Q: How can I find works that are part of the public domain?
A. General resources:
Project Gutenberg is a free online collection of works, many of which belong to the public domain. Books are available in multiple formats (PDF, ePub, Kindle, HTML). While many of the works available on Project Gutenberg are part of the public domain, there are also works that are copyright-protected. You can verify the copyright status of any item in the Project Gutenberg collection by clicking the "Bibrec" tab of any catalog entry.
There is a separate Project Gutenberg Canada page dedicated to Canadian authors and public domain content.
The Internet Archive plays host to a huge collection of free texts, audio and video files, and archived web pages. Much of this content is either public domain, or designated for free use under Creative Commons licensing. Use of the content on the Internet Archive is restricted to "scholarship and research purposes only."
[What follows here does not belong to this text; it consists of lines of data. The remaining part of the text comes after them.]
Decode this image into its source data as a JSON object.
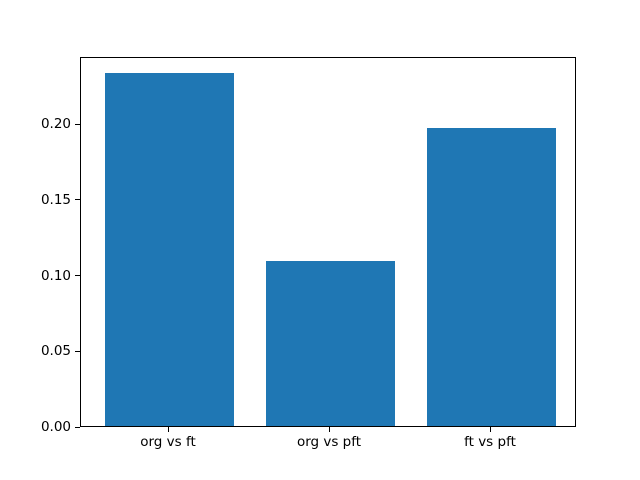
{
  "colors": {
    "bar": "#1f77b4",
    "background": "#ffffff",
    "spine": "#000000",
    "text": "#000000"
  },
  "chart_data": {
    "type": "bar",
    "categories": [
      "org vs ft",
      "org vs pft",
      "ft vs pft"
    ],
    "values": [
      0.233,
      0.109,
      0.197
    ],
    "title": "",
    "xlabel": "",
    "ylabel": "",
    "ylim": [
      0,
      0.2444
    ],
    "yticks": [
      0.0,
      0.05,
      0.1,
      0.15,
      0.2
    ],
    "ytick_labels": [
      "0.00",
      "0.05",
      "0.10",
      "0.15",
      "0.20"
    ],
    "grid": false,
    "legend": null,
    "bar_color": "#1f77b4"
  }
}
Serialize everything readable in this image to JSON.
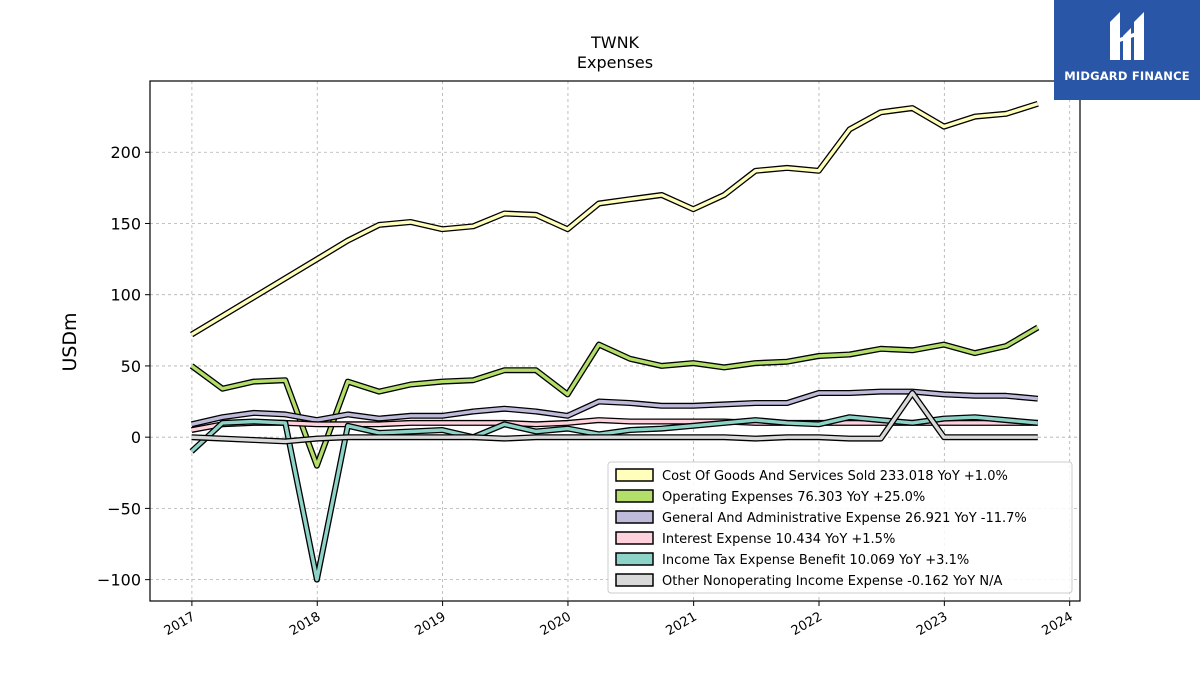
{
  "brand": {
    "name": "MIDGARD FINANCE",
    "bg_color": "#2a56a8"
  },
  "chart_data": {
    "type": "line",
    "title": "TWNK",
    "subtitle": "Expenses",
    "ylabel": "USDm",
    "xlabel": "",
    "ylim": [
      -115,
      250
    ],
    "yticks": [
      -100,
      -50,
      0,
      50,
      100,
      150,
      200
    ],
    "xticks": [
      "2017",
      "2018",
      "2019",
      "2020",
      "2021",
      "2022",
      "2023",
      "2024"
    ],
    "grid": true,
    "legend_position": "lower-right",
    "series": [
      {
        "name": "Cost Of Goods And Services Sold",
        "legend": "Cost Of Goods And Services Sold  233.018 YoY +1.0%",
        "color": "#ffffbb",
        "points": [
          [
            "2016-12-31",
            72
          ],
          [
            "2018-01-01",
            125
          ],
          [
            "2018-03-31",
            138
          ],
          [
            "2018-06-30",
            149
          ],
          [
            "2018-09-30",
            151
          ],
          [
            "2018-12-31",
            146
          ],
          [
            "2019-03-31",
            148
          ],
          [
            "2019-06-30",
            157
          ],
          [
            "2019-09-30",
            156
          ],
          [
            "2019-12-31",
            146
          ],
          [
            "2020-03-31",
            164
          ],
          [
            "2020-06-30",
            167
          ],
          [
            "2020-09-30",
            170
          ],
          [
            "2020-12-31",
            160
          ],
          [
            "2021-03-31",
            170
          ],
          [
            "2021-06-30",
            187
          ],
          [
            "2021-09-30",
            189
          ],
          [
            "2021-12-31",
            187
          ],
          [
            "2022-03-31",
            216
          ],
          [
            "2022-06-30",
            228
          ],
          [
            "2022-09-30",
            231
          ],
          [
            "2022-12-31",
            218
          ],
          [
            "2023-03-31",
            225
          ],
          [
            "2023-06-30",
            227
          ],
          [
            "2023-09-30",
            234
          ]
        ]
      },
      {
        "name": "Operating Expenses",
        "legend": "Operating Expenses  76.303 YoY +25.0%",
        "color": "#b3de69",
        "points": [
          [
            "2016-12-31",
            50
          ],
          [
            "2017-03-31",
            34
          ],
          [
            "2017-06-30",
            39
          ],
          [
            "2017-09-30",
            40
          ],
          [
            "2017-12-31",
            -20
          ],
          [
            "2018-03-31",
            39
          ],
          [
            "2018-06-30",
            32
          ],
          [
            "2018-09-30",
            37
          ],
          [
            "2018-12-31",
            39
          ],
          [
            "2019-03-31",
            40
          ],
          [
            "2019-06-30",
            47
          ],
          [
            "2019-09-30",
            47
          ],
          [
            "2019-12-31",
            30
          ],
          [
            "2020-03-31",
            65
          ],
          [
            "2020-06-30",
            55
          ],
          [
            "2020-09-30",
            50
          ],
          [
            "2020-12-31",
            52
          ],
          [
            "2021-03-31",
            49
          ],
          [
            "2021-06-30",
            52
          ],
          [
            "2021-09-30",
            53
          ],
          [
            "2021-12-31",
            57
          ],
          [
            "2022-03-31",
            58
          ],
          [
            "2022-06-30",
            62
          ],
          [
            "2022-09-30",
            61
          ],
          [
            "2022-12-31",
            65
          ],
          [
            "2023-03-31",
            59
          ],
          [
            "2023-06-30",
            64
          ],
          [
            "2023-09-30",
            77
          ]
        ]
      },
      {
        "name": "General And Administrative Expense",
        "legend": "General And Administrative Expense  26.921 YoY -11.7%",
        "color": "#bebada",
        "points": [
          [
            "2016-12-31",
            9
          ],
          [
            "2017-03-31",
            14
          ],
          [
            "2017-06-30",
            17
          ],
          [
            "2017-09-30",
            16
          ],
          [
            "2017-12-31",
            12
          ],
          [
            "2018-03-31",
            16
          ],
          [
            "2018-06-30",
            13
          ],
          [
            "2018-09-30",
            15
          ],
          [
            "2018-12-31",
            15
          ],
          [
            "2019-03-31",
            18
          ],
          [
            "2019-06-30",
            20
          ],
          [
            "2019-09-30",
            18
          ],
          [
            "2019-12-31",
            15
          ],
          [
            "2020-03-31",
            25
          ],
          [
            "2020-06-30",
            24
          ],
          [
            "2020-09-30",
            22
          ],
          [
            "2020-12-31",
            22
          ],
          [
            "2021-03-31",
            23
          ],
          [
            "2021-06-30",
            24
          ],
          [
            "2021-09-30",
            24
          ],
          [
            "2021-12-31",
            31
          ],
          [
            "2022-03-31",
            31
          ],
          [
            "2022-06-30",
            32
          ],
          [
            "2022-09-30",
            32
          ],
          [
            "2022-12-31",
            30
          ],
          [
            "2023-03-31",
            29
          ],
          [
            "2023-06-30",
            29
          ],
          [
            "2023-09-30",
            27
          ]
        ]
      },
      {
        "name": "Interest Expense",
        "legend": "Interest Expense  10.434 YoY +1.5%",
        "color": "#ffd1dc",
        "points": [
          [
            "2016-12-31",
            5
          ],
          [
            "2017-03-31",
            9
          ],
          [
            "2017-06-30",
            10
          ],
          [
            "2017-09-30",
            10
          ],
          [
            "2017-12-31",
            9
          ],
          [
            "2018-03-31",
            9
          ],
          [
            "2018-06-30",
            9
          ],
          [
            "2018-09-30",
            10
          ],
          [
            "2018-12-31",
            10
          ],
          [
            "2019-03-31",
            10
          ],
          [
            "2019-06-30",
            10
          ],
          [
            "2019-09-30",
            9
          ],
          [
            "2019-12-31",
            10
          ],
          [
            "2020-03-31",
            12
          ],
          [
            "2020-06-30",
            11
          ],
          [
            "2020-09-30",
            11
          ],
          [
            "2020-12-31",
            11
          ],
          [
            "2021-03-31",
            11
          ],
          [
            "2021-06-30",
            10
          ],
          [
            "2021-09-30",
            10
          ],
          [
            "2021-12-31",
            10
          ],
          [
            "2022-03-31",
            10
          ],
          [
            "2022-06-30",
            10
          ],
          [
            "2022-09-30",
            10
          ],
          [
            "2022-12-31",
            10
          ],
          [
            "2023-03-31",
            10
          ],
          [
            "2023-06-30",
            10
          ],
          [
            "2023-09-30",
            10
          ]
        ]
      },
      {
        "name": "Income Tax Expense Benefit",
        "legend": "Income Tax Expense Benefit  10.069 YoY +3.1%",
        "color": "#8dd3c7",
        "points": [
          [
            "2016-12-31",
            -10
          ],
          [
            "2017-03-31",
            10
          ],
          [
            "2017-06-30",
            11
          ],
          [
            "2017-09-30",
            10
          ],
          [
            "2017-12-31",
            -100
          ],
          [
            "2018-03-31",
            8
          ],
          [
            "2018-06-30",
            3
          ],
          [
            "2018-09-30",
            4
          ],
          [
            "2018-12-31",
            5
          ],
          [
            "2019-03-31",
            0
          ],
          [
            "2019-06-30",
            9
          ],
          [
            "2019-09-30",
            4
          ],
          [
            "2019-12-31",
            6
          ],
          [
            "2020-03-31",
            2
          ],
          [
            "2020-06-30",
            5
          ],
          [
            "2020-09-30",
            6
          ],
          [
            "2020-12-31",
            8
          ],
          [
            "2021-03-31",
            10
          ],
          [
            "2021-06-30",
            12
          ],
          [
            "2021-09-30",
            10
          ],
          [
            "2021-12-31",
            9
          ],
          [
            "2022-03-31",
            14
          ],
          [
            "2022-06-30",
            12
          ],
          [
            "2022-09-30",
            10
          ],
          [
            "2022-12-31",
            13
          ],
          [
            "2023-03-31",
            14
          ],
          [
            "2023-06-30",
            12
          ],
          [
            "2023-09-30",
            10
          ]
        ]
      },
      {
        "name": "Other Nonoperating Income Expense",
        "legend": "Other Nonoperating Income Expense  -0.162 YoY N/A",
        "color": "#d9d9d9",
        "points": [
          [
            "2016-12-31",
            0
          ],
          [
            "2017-03-31",
            -1
          ],
          [
            "2017-06-30",
            -2
          ],
          [
            "2017-09-30",
            -3
          ],
          [
            "2017-12-31",
            -1
          ],
          [
            "2018-03-31",
            0
          ],
          [
            "2018-06-30",
            0
          ],
          [
            "2018-09-30",
            0
          ],
          [
            "2018-12-31",
            0
          ],
          [
            "2019-03-31",
            0
          ],
          [
            "2019-06-30",
            -1
          ],
          [
            "2019-09-30",
            0
          ],
          [
            "2019-12-31",
            0
          ],
          [
            "2020-03-31",
            0
          ],
          [
            "2020-06-30",
            0
          ],
          [
            "2020-09-30",
            0
          ],
          [
            "2020-12-31",
            0
          ],
          [
            "2021-03-31",
            0
          ],
          [
            "2021-06-30",
            -1
          ],
          [
            "2021-09-30",
            0
          ],
          [
            "2021-12-31",
            0
          ],
          [
            "2022-03-31",
            -1
          ],
          [
            "2022-06-30",
            -1
          ],
          [
            "2022-09-30",
            31
          ],
          [
            "2022-12-31",
            0
          ],
          [
            "2023-03-31",
            0
          ],
          [
            "2023-06-30",
            0
          ],
          [
            "2023-09-30",
            0
          ]
        ]
      }
    ]
  }
}
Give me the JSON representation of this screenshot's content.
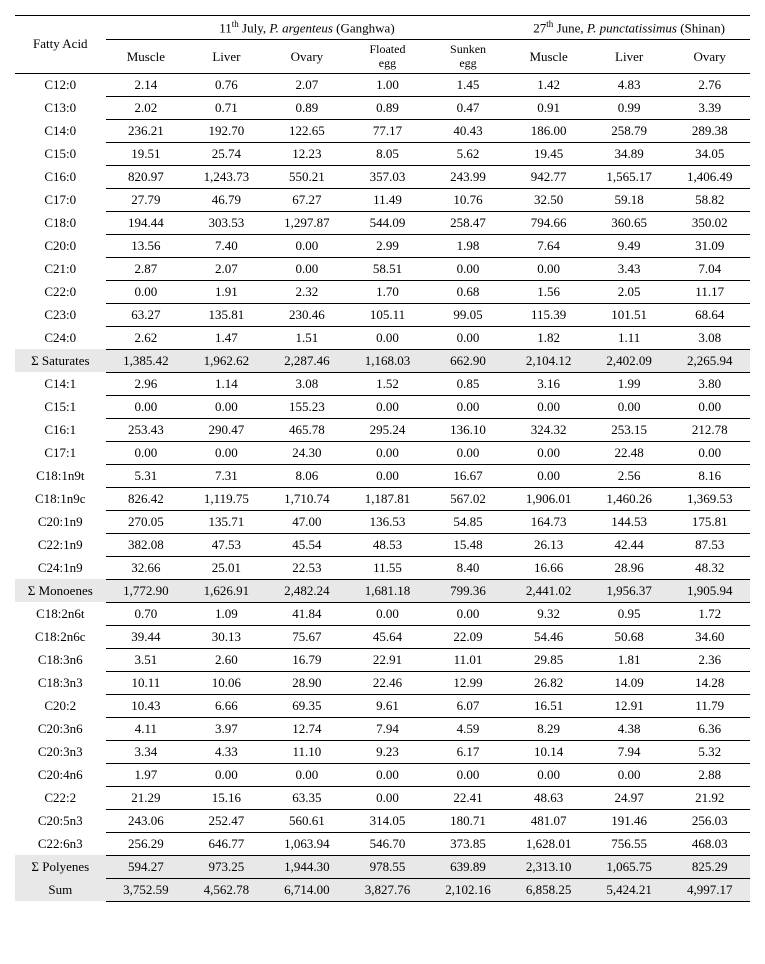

The Hathi Trust Digital Library is a massive digital repository with easy-to-use search and browse menus. All items available in the archive "are either in the public domain, have the necessary permissions to support the level of access afforded, or are simply archived in such a way as to ensure an enduring copy of the content."
Flicker: The Commons contains public domain and royalty-free images from such contributors as the Library of Congress, the U.S. National Archives, the Getty Research Institute, and the Smithsonian.
Wikimedia Commons is a database consisting of millions of "freely usable media files" - either public domain or licensed for free use by the copyright owner. The copyright information associated with a given file is displayed prominently toward the bottom of the page.
The Library of Congress Photographic Collection on Flickr contains public domain images from the Library of Congress. Copyright information is displayed under each image.
C. Audiovisual works
The Prelinger Library is the Internet Archive's "moving image archive free movies, films, and videos."
The Petrucci International Music Score Library is an online database of musical scores and recordings. All works included belong to the public domain.